In the Great Recession, the decline in sales was more gradual, said Adrian Mercado, B6’s CIO. “Here, you see a cliff. It’s a threat that commercial real estate has never faced before in this city.”
TREND FORECAST: When the COVID War was launched, we forecast commercial real estate would be hard hit. This is just the beginning. As more businesses close, as people leave densely populated areas to escape rising crime rates and high costs, as more people work at home, across much of the globe, once high flying cities and their rents will continue to decline.
NYC Suffers Economic “Heart Attack.” With unemployment in double digits, New York City is in the worst financial condition in almost 50 years, since it almost went bankrupt in October 1975.
Past crisis resembled a lengthy illness, said Frank Branconi, formerly an economist with the city, but “this was like a heart attack.”
Almost 1.5 million people lost jobs or suffered cuts in their work hours as entire economic sectors shut down, such as hotels, restaurants, conventions, and entertainment.
Hotels and restaurants alone turfed out an estimated 250,000 workers.
Big Apple residents have filed about 1.4 million new claims for unemployment benefits from March through June. In the week ending on 27 June, the number of new claims filed rose in Brooklyn and fell only slightly in the city’s other four boroughs.
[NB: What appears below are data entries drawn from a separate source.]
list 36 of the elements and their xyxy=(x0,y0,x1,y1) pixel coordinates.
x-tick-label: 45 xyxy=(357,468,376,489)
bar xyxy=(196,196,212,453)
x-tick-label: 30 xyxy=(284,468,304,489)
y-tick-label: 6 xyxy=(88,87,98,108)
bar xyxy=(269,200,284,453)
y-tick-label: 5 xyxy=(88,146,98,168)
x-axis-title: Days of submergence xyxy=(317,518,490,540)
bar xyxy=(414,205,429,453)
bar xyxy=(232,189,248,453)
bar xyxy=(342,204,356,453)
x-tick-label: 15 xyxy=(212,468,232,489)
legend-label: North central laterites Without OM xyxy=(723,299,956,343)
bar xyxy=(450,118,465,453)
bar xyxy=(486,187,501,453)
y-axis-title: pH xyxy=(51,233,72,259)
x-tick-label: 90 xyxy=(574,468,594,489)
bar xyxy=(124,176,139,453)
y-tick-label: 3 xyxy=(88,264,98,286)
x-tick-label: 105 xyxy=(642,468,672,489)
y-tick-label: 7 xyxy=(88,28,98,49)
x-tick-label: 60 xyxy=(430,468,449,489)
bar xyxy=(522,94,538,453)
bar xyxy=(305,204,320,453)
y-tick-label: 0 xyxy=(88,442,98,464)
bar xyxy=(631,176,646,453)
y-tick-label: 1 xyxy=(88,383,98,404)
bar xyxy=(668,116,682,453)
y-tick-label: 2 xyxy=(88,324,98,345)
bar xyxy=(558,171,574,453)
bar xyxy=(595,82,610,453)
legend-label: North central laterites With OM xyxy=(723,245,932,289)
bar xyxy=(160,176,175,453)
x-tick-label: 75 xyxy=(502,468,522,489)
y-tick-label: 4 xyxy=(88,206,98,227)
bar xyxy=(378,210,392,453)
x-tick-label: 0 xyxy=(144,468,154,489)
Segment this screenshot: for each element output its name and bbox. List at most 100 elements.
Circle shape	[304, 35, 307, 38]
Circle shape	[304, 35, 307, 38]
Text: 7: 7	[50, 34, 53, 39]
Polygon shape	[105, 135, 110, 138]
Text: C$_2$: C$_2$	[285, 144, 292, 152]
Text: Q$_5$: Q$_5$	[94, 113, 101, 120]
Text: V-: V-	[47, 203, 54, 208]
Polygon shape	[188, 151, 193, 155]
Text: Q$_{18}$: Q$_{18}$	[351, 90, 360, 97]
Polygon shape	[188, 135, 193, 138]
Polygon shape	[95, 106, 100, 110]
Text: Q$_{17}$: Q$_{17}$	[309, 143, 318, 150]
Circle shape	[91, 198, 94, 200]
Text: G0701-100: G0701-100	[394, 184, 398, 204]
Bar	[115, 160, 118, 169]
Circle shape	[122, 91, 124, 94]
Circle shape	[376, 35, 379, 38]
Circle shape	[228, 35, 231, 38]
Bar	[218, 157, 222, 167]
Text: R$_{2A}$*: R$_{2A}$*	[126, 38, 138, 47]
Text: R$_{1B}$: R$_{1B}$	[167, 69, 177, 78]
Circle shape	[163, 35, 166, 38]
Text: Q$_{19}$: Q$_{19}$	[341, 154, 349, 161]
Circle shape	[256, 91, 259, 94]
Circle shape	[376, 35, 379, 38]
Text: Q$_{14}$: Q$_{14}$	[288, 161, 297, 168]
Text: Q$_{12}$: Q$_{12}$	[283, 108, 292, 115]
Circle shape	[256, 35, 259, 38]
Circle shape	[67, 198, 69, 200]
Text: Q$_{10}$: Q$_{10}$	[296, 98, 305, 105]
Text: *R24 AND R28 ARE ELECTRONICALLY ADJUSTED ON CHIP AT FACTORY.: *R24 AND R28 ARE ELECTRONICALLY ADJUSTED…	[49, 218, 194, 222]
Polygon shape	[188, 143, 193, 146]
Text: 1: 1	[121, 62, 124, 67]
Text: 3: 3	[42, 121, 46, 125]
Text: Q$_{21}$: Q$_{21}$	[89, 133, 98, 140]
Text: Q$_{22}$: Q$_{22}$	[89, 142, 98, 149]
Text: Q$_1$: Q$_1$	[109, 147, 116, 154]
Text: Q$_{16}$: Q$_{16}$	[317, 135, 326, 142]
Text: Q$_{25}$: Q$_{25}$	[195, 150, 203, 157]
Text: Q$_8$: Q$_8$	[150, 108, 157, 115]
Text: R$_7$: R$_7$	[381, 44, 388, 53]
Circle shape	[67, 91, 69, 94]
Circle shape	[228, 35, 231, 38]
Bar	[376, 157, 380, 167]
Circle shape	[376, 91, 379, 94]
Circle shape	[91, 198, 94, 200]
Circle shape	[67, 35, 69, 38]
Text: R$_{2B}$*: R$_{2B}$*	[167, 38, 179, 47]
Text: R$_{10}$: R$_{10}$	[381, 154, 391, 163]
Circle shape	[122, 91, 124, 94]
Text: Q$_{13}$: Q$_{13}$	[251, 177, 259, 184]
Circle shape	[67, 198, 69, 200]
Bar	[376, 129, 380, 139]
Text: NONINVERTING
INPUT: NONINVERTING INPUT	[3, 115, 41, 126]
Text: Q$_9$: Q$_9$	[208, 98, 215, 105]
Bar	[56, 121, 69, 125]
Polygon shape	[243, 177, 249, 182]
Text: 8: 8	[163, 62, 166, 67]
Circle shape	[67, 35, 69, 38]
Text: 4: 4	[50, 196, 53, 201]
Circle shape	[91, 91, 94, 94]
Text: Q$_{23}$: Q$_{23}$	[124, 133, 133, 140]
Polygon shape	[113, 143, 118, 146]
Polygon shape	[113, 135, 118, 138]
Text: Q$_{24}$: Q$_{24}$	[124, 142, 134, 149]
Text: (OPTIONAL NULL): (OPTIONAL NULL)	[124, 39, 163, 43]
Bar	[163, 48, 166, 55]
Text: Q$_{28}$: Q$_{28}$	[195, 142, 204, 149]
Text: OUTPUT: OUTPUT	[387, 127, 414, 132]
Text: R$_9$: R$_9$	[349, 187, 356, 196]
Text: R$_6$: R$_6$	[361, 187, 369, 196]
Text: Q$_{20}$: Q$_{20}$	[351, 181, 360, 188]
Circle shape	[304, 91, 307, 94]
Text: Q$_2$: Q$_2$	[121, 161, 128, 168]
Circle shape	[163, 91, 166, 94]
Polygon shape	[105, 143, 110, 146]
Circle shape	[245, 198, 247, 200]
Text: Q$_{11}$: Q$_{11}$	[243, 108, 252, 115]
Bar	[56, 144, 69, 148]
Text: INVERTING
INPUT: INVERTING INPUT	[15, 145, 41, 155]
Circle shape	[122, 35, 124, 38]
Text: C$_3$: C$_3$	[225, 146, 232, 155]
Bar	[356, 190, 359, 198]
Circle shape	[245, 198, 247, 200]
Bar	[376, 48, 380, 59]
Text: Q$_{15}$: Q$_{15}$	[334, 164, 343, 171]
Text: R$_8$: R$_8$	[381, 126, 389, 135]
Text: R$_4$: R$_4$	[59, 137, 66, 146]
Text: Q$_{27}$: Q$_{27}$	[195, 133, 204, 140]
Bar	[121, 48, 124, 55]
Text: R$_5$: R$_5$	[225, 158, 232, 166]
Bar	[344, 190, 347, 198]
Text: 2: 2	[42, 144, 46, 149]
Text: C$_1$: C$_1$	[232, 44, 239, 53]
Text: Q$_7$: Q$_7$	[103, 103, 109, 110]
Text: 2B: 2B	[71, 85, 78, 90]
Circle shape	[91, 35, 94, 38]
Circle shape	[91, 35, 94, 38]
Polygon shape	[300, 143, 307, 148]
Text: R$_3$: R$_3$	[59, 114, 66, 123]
The city’s unemployment rate reached 18 percent in May, compared to 10 percent at the peak of the Great Recession. June’s figures are due out on Thursday.
About one in four people of color were out of work in June, compared with about one of every nine white workers, the city comptroller’s office reported.
Job losses will continue through the rest of this year, in part because the summer tourist season is being lost and Broadway’s theaters are likely to remain dark until 2021, the city’s Independent Budget Office has predicted.
TREND FORECAST: With new restrictions put on New York City restaurants and the ban on concerts and live events, the city will sink deeper into fiscal crisis. Moreover, with fear among most citizens to mingle with masses and people masked up, there will be no great spike in tourism, restaurant, and hospitality businesses once, or if, draconian COVID rules and regulations are lifted.